In terms of fit and adjustment, the pack sits higher on your back than most, which took a little getting used to. It is recommended to adjust the side straps to get a secure fit and then use the front chest straps to fine-tune. These front straps are made with a stretchy material that has some trade-offs. While they allow the pack to more easily expand and contract with your breathing, I found that they tended to loosen over time. The best way to readjust was to pull as close to the clip as possible. One thing I did notice was that my shoulders never felt like they were collapsing in as they sometimes feel with my UD pack. I am not sure if this is by design, but it was a nice perk. Also, since this isn’t a vest and has no side pockets, I feel like I am less restricted in my core rotations.
And now, the drinking tube. There are two elastic pieces that help route it down either shoulder. That isn’t really an issue. What is an issue is the tube will run over one of the shoulder pockets. While it didn’t get in my way every time, it was annoying enough that I kept wondering why they didn’t add a loop on either side of the pocket in order to secure the tube. Another option could be feeding the tube under the shoulder pocket, although that could feel uncomfortable if the pocket was crammed with stuff and pressing the tube into the shoulder. Also, there is no place to put the tube, so be warned. I highly recommend getting the magnetic attachment that Hydrapack sells as that is what I used. The only other knock against this pack is you have to take up one of the large front pockets if you have a plus-size iPhone or larger Android. This isn’t a perfect solution as my iPhone 8 Plus fit at an angle in one of these pockets, which made access into the smaller stretchy pocket on the same strap a little awkward.

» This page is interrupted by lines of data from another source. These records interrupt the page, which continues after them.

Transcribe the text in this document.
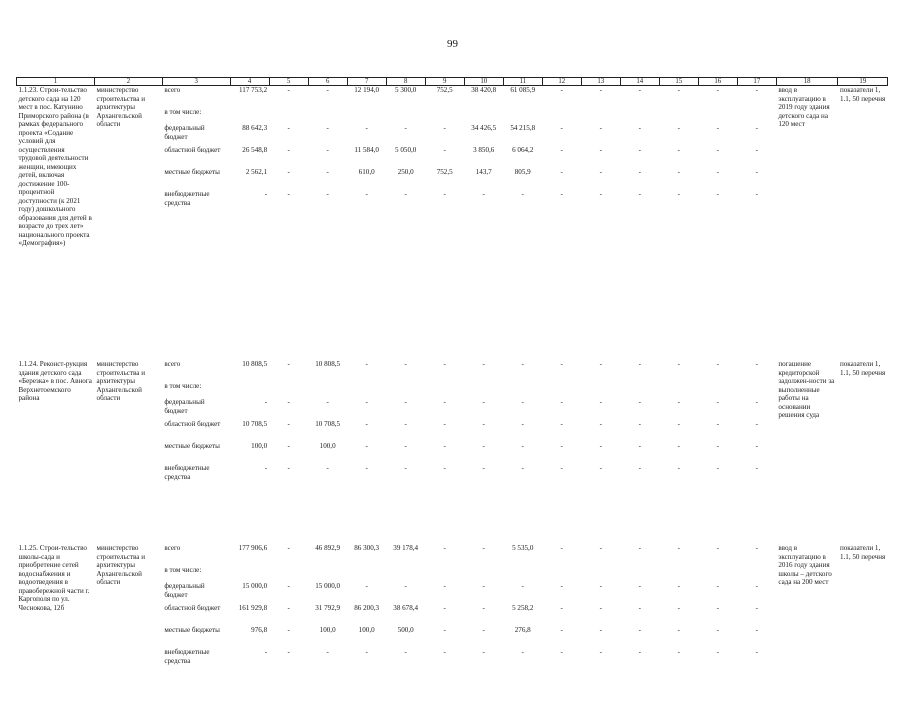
99
1	2	3	4	5	6	7	8	9	10	11	12	13	14	15	16	17	18	19
1.1.23. Строи-тельство детского сада на 120 мест в пос. Катунино Приморского района (в рамках федерального проекта «Содание условий для осуществления трудовой деятельности женщин, имеющих детей, включая достижение 100-процентной доступности (к 2021 году) дошкольного образования для детей в возрасте до трех лет» национального проекта «Демография»)	министерство строительства и архитектуры Архангельской области	всего	117 753,2	-	-	12 194,0	5 300,0	752,5	38 420,8	61 085,9	-	-	-	-	-	-	ввод в эксплуатацию в 2019 году здания детского сада на 120 мест	показатели 1, 1.1, 50 перечня
		в том числе:																
		федеральный бюджет	88 642,3	-	-	-	-	-	34 426,5	54 215,8	-	-	-	-	-	-		
		областной бюджет	26 548,8	-	-	11 584,0	5 050,0	-	3 850,6	6 064,2	-	-	-	-	-	-		
		местные бюджеты	2 562,1	-	-	610,0	250,0	752,5	143,7	805,9	-	-	-	-	-	-		
		внебюджетные средства	-	-	-	-	-	-	-	-	-	-	-	-	-	-		

1.1.24. Реконст-рукция здания детского сада «Березка» в пос. Авнога Верхнетоемского района	министерство строительства и архитектуры Архангельской области	всего	10 808,5	-	10 808,5	-	-	-	-	-	-	-	-	-	-	-	погашение кредиторской задолжен-ности за выполненные работы на основании решения суда	показатели 1, 1.1, 50 перечня
		в том числе:																
		федеральный бюджет	-	-	-	-	-	-	-	-	-	-	-	-	-	-		
		областной бюджет	10 708,5	-	10 708,5	-	-	-	-	-	-	-	-	-	-	-		
		местные бюджеты	100,0	-	100,0	-	-	-	-	-	-	-	-	-	-	-		
		внебюджетные средства	-	-	-	-	-	-	-	-	-	-	-	-	-	-		

1.1.25. Строи-тельство школы-сада и приобретение сетей водоснабжения и водоотведения в правобережной части г. Каргополя по ул. Чеснокова, 12б	министерство строительства и архитектуры Архангельской области	всего	177 906,6	-	46 892,9	86 300,3	39 178,4	-	-	5 535,0	-	-	-	-	-	-	ввод в эксплуатацию в 2016 году здания школы – детского сада на 200 мест	показатели 1, 1.1, 50 перечня
		в том числе:																
		федеральный бюджет	15 000,0	-	15 000,0	-	-	-	-	-	-	-	-	-	-	-		
		областной бюджет	161 929,8	-	31 792,9	86 200,3	38 678,4	-	-	5 258,2	-	-	-	-	-	-		
		местные бюджеты	976,8	-	100,0	100,0	500,0	-	-	276,8	-	-	-	-	-	-		
		внебюджетные средства	-	-	-	-	-	-	-	-	-	-	-	-	-	-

Overall this pack performed quite well. Like I said above, I would recommend this pack as configured for runs under 20 miles or races under 50 miles. I do want to note here that I tend to pack more than I might need, so someone who tends to be more minimalist could probably push this pack further than I am comfortable with. The issue with the drinking, while at times annoying, is not a deal breaker. The pack was comfortable, did not bounce, and certainly felt less restricting than my UD pack. Orange Mud is a Colorado company, with fantastic customer service. If you are looking for a bag for your next race or shorter adventure, I would definitely recommend giving this one a look.
Link to the pack on their website: Orange Mud Endurance Pack 4L – V2.0
Specs from their website:
- Pack Weight: – 11.4oz
- Dimensions: 10″W x 13″ tall / Volume 6 liters.
- Bladder: HydraPak 2L (70oz) elite, with quick disconnect and blaster valve.
- Compartment 1: Bladder compartment
- Compartment 2: Main cargo
- Compartment 3: Zippered elastic pocket with secure key clip.
- MUDX Technology: Trekking Pole Attachment Option.
- Material details: Our stretch fabric is tough, abrasion resistant, & endurance designed.
- Shoulder pocket storage: Phone, gel, nutrition, electrolyte and more, both sides.
- Front chest pocket storage: 20oz/600ml soft flask capable and trash pockets.
- Front adjustments: 2 elastic straps on sliders for an optimum fit.